2.1.2 Fragmentation -- Another spatial characteristic of a change in vegetation cover is fragmentation. Fragmentation refers to the continuity of areas that are being changed relative to unchanged areas. A highly fragmented area is one where the landscape has been converted to a patchwork of different cover types with no large contiguous parcels of the original vegetation cover remaining (see Figure 7.02). The degree of fragmentation can greatly affect the biodiversity of an area by severing dispersal corridors; disturbing the continuity of nest sites, hunting and mating; increasing predation and gradients of physical/environmental conditions by increasing the relative amount of perimeter around a habitat; and/or by reducing the habitat areas below the minimum required to maintain viable populations.

Many studies have documented the negative effect of habitat fragmentation on biological richness (species abundance) and diversity. One of the more dramatic examples is the decline in neotropical migratory birds as a result of habitat fragmentation in their tropical winter nesting and foraging sites. Other documented cases of biodiversity decline associated with habitat fragmentation include grizzly bears in Montana, mountain lions in New Mexico and California, and spotted owls in Oregon and Washington.

2.2 Temporal Characteristics

Two questions dealing with the timing of change detection analysis must be addressed: first the optimum seasonal time to observe an area, and secondly the frequency at which dynamics should be monitored.

2.2.1 Resolution and scale -- Temporal resolution in remote sensing refers to the observation frequency, that is, the number of observations per unit time. The optimum temporal resolution is usually determined by the expected rate of vegetation change. For instance, if an area is uninhabited, the frequency for data acquisition could be very low since changes in land use most likely would occur at a slow rate. However, if a road has recently reached a previously remote area and settlers are moving in along the fringes, a more frequent acquisition rate would be needed to keep pace with the rate of change. To monitor the effects of an insect attack on a particular crop, image acquisitions would probably require a high (frequent) temporal resolution (perhaps weekly) since changes in vegetation condition may occur quickly.

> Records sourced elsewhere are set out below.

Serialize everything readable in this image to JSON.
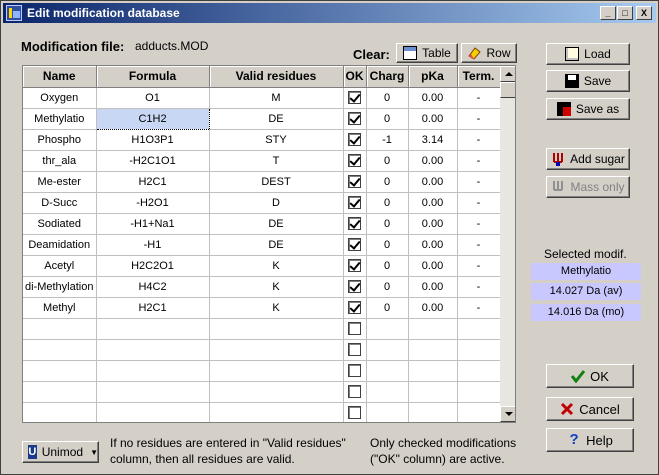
{
  "window": {
    "title": "Edit modification database"
  },
  "title_buttons": {
    "minimize": "_",
    "maximize": "□",
    "close": "X"
  },
  "file": {
    "label": "Modification file:",
    "value": "adducts.MOD"
  },
  "clear": {
    "label": "Clear:",
    "table_button": "Table",
    "row_button": "Row"
  },
  "table": {
    "columns": [
      "Name",
      "Formula",
      "Valid residues",
      "OK",
      "Charg",
      "pKa",
      "Term."
    ],
    "rows": [
      {
        "name": "Oxygen",
        "formula": "O1",
        "residues": "M",
        "ok": true,
        "charge": "0",
        "pka": "0.00",
        "term": "-"
      },
      {
        "name": "Methylatio",
        "formula": "C1H2",
        "residues": "DE",
        "ok": true,
        "charge": "0",
        "pka": "0.00",
        "term": "-"
      },
      {
        "name": "Phospho",
        "formula": "H1O3P1",
        "residues": "STY",
        "ok": true,
        "charge": "-1",
        "pka": "3.14",
        "term": "-"
      },
      {
        "name": "thr_ala",
        "formula": "-H2C1O1",
        "residues": "T",
        "ok": true,
        "charge": "0",
        "pka": "0.00",
        "term": "-"
      },
      {
        "name": "Me-ester",
        "formula": "H2C1",
        "residues": "DEST",
        "ok": true,
        "charge": "0",
        "pka": "0.00",
        "term": "-"
      },
      {
        "name": "D-Succ",
        "formula": "-H2O1",
        "residues": "D",
        "ok": true,
        "charge": "0",
        "pka": "0.00",
        "term": "-"
      },
      {
        "name": "Sodiated",
        "formula": "-H1+Na1",
        "residues": "DE",
        "ok": true,
        "charge": "0",
        "pka": "0.00",
        "term": "-"
      },
      {
        "name": "Deamidation",
        "formula": "-H1",
        "residues": "DE",
        "ok": true,
        "charge": "0",
        "pka": "0.00",
        "term": "-"
      },
      {
        "name": "Acetyl",
        "formula": "H2C2O1",
        "residues": "K",
        "ok": true,
        "charge": "0",
        "pka": "0.00",
        "term": "-"
      },
      {
        "name": "di-Methylation",
        "formula": "H4C2",
        "residues": "K",
        "ok": true,
        "charge": "0",
        "pka": "0.00",
        "term": "-"
      },
      {
        "name": "Methyl",
        "formula": "H2C1",
        "residues": "K",
        "ok": true,
        "charge": "0",
        "pka": "0.00",
        "term": "-"
      },
      {
        "name": "",
        "formula": "",
        "residues": "",
        "ok": false,
        "charge": "",
        "pka": "",
        "term": ""
      },
      {
        "name": "",
        "formula": "",
        "residues": "",
        "ok": false,
        "charge": "",
        "pka": "",
        "term": ""
      },
      {
        "name": "",
        "formula": "",
        "residues": "",
        "ok": false,
        "charge": "",
        "pka": "",
        "term": ""
      },
      {
        "name": "",
        "formula": "",
        "residues": "",
        "ok": false,
        "charge": "",
        "pka": "",
        "term": ""
      },
      {
        "name": "",
        "formula": "",
        "residues": "",
        "ok": false,
        "charge": "",
        "pka": "",
        "term": ""
      }
    ]
  },
  "side_buttons": {
    "load": "Load",
    "save": "Save",
    "save_as": "Save as",
    "add_sugar": "Add sugar",
    "mass_only": "Mass only"
  },
  "selected": {
    "label": "Selected modif.",
    "name": "Methylatio",
    "mass_av": "14.027 Da (av)",
    "mass_mo": "14.016 Da (mo)"
  },
  "actions": {
    "ok": "OK",
    "cancel": "Cancel",
    "help": "Help"
  },
  "footer": {
    "unimod": "Unimod",
    "note_left": "If no residues are entered in \"Valid residues\" column, then all residues are valid.",
    "note_right": "Only checked modifications (\"OK\" column) are active."
  }
}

It is important to select imagery that meets or exceeds the temporal resolution needed by the occurrence being monitored. First, the platform carrying the sensor must be capable of observing the area of interest at the desired frequency and for a sufficient period of record. This can pose a problem with some satellite platforms due to their minimal repeat interval of two weeks or more. The weather of an area also plays an important role if passive sensors are being utilized, because a locale experiencing frequent cloud cover may be difficult to image successfully at the required intervals. This is especially problematic for flood and storm studies, and other events that occur during particularly cloudy conditions.

2.2.2 Optimum time for observation -- For overall contrasts between cover types in the humid tropics, the optimum time is usually the dry season because of decreased cloud cover and the increased contrast between seasonal and nonseasonal vegetation. In temperate forests the optimum time might be after the deciduous trees have lost their leaves so it is easier to differentiate between evergreen and deciduous trees. In some instances, it may be desirable to acquire imagery at several times throughout the year to distinguish vegetation types that emerge early, senesce late, or have special flowering or leaf discoloration periods. To avoid confusion between similar land cover types that appear different in some seasons, it is usually best to compare multiyear imagery acquired during the same season.